- Em 2026, o MEC divulgou resultados do Exame Nacional de Formação Médica (Enamed): 204 cursos tiveram conceito satisfatório; 99 ficaram com notas 1 ou 2 e passam por supervisão; no total, 89.024 participantes foram avaliados.
- Dos 303 cursos avaliados da esfera federal, 107 obtiveram notas 1 ou 2; apenas 49 escolas alcançaram o conceito máximo, e 55% ficaram com conceito 3 ou 4.
- Ao todo, 22.411 médicos foram avaliados como inaptos para exercer a medicina, embora tenham CRM ativo; entre os formados, 15409 vêm de privadas com fins lucrativos, 9078 de privadas sem fins lucrativos, e 6501 de públicas federais.
- Entre as escolas privadas com fins lucrativos, 57% foram classificadas como insuficientes; houve 9 instituições privadas com nota máxima, incluindo a Faculdade de Ciências Médicas da Santa Casa de São Paulo (privada sem fins lucrativos).
- O debate ressalta risco de mercantilização no ensino médico, defende maior participação do SUS e a criação de modelos de formação com hospitais-escola e redes de atenção à saúde, além de rejeitar o provão para recém-formados como solução única.
No início de 2026, o MEC divulgou resultados do Enamed: 204 cursos de medicina do Sistema Federal de Ensino tiveram conceito satisfatório no Enade, enquanto 99 ficaram com notas 1 ou 2 e passarão por supervisão. O levantamento considerou 89.024 participantes entre estudantes e profissionais.
Entre formandos e quem fez provas para residências, 75% dos avaliados atingiram desempenho proficiente. No público geral, o índice de proficiência foi de 81%. No conjunto, 22.411 médicos foram considerados inaptos, mesmo com CRM ativo.
Do total de 303 cursos federais avaliados, 99 não obtiveram aprovação. Frequente entre os dados, 107 cursos foram classificados como insuficientes. Apenas 49 escolas (14%) tiveram nota máxima, 40 públicas entre elas, e 55% atingiram conceitos 3 ou 4.
Panorama atual
A título de comparação, 86,6% das escolas públicas estaduais e 83% das federais alcançaram níveis bons. Já entre as privadas com fins lucrativos, 57% foram classificadas como insuficientes. O restante manteve notas intermediárias ou altas.

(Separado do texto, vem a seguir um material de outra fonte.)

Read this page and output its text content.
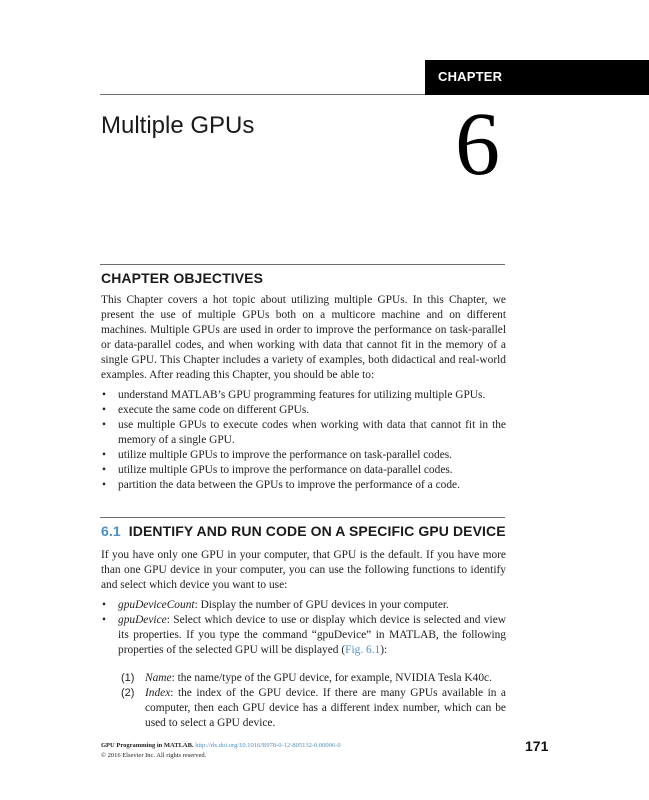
CHAPTER
Multiple GPUs 6
CHAPTER OBJECTIVES

This Chapter covers a hot topic about utilizing multiple GPUs. In this Chapter, we present the use of multiple GPUs both on a multicore machine and on different machines. Multiple GPUs are used in order to improve the performance on task-parallel or data-parallel codes, and when working with data that cannot fit in the memory of a single GPU. This Chapter includes a variety of examples, both didactical and real-world examples. After reading this Chapter, you should be able to:

• understand MATLAB’s GPU programming features for utilizing multiple GPUs.
• execute the same code on different GPUs.
• use multiple GPUs to execute codes when working with data that cannot fit in the memory of a single GPU.
• utilize multiple GPUs to improve the performance on task-parallel codes.
• utilize multiple GPUs to improve the performance on data-parallel codes.
• partition the data between the GPUs to improve the performance of a code.
6.1 IDENTIFY AND RUN CODE ON A SPECIFIC GPU DEVICE

If you have only one GPU in your computer, that GPU is the default. If you have more than one GPU device in your computer, you can use the following functions to identify and select which device you want to use:

• gpuDeviceCount: Display the number of GPU devices in your computer.
• gpuDevice: Select which device to use or display which device is selected and view its properties. If you type the command “gpuDevice” in MATLAB, the following properties of the selected GPU will be displayed (Fig. 6.1):
(1) Name: the name/type of the GPU device, for example, NVIDIA Tesla K40c.
(2) Index: the index of the GPU device. If there are many GPUs available in a computer, then each GPU device has a different index number, which can be used to select a GPU device.
GPU Programming in MATLAB. http://dx.doi.org/10.1016/B978-0-12-805132-0.00006-0
© 2016 Elsevier Inc. All rights reserved.
171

Os dados destacam que 9 escolas privadas obtiveram nota 5, entre elas a Faculdade de Ciências Médicas da Santa Casa de São Paulo, uma instituição privada sem fins lucrativos. Entre as reprovações, 87 são de instituições privadas, com mensalidades elevadas em alguns casos.
Desigualdades e impactos
Entre os formandos de 2025, 15.409 vieram de privadas com fins lucrativos, 9.078 de privadas sem fins lucrativos e 6.501 de federais. A diferença de qualidade entre setores aponta para falhas na formação que podem afetar a assistência à população.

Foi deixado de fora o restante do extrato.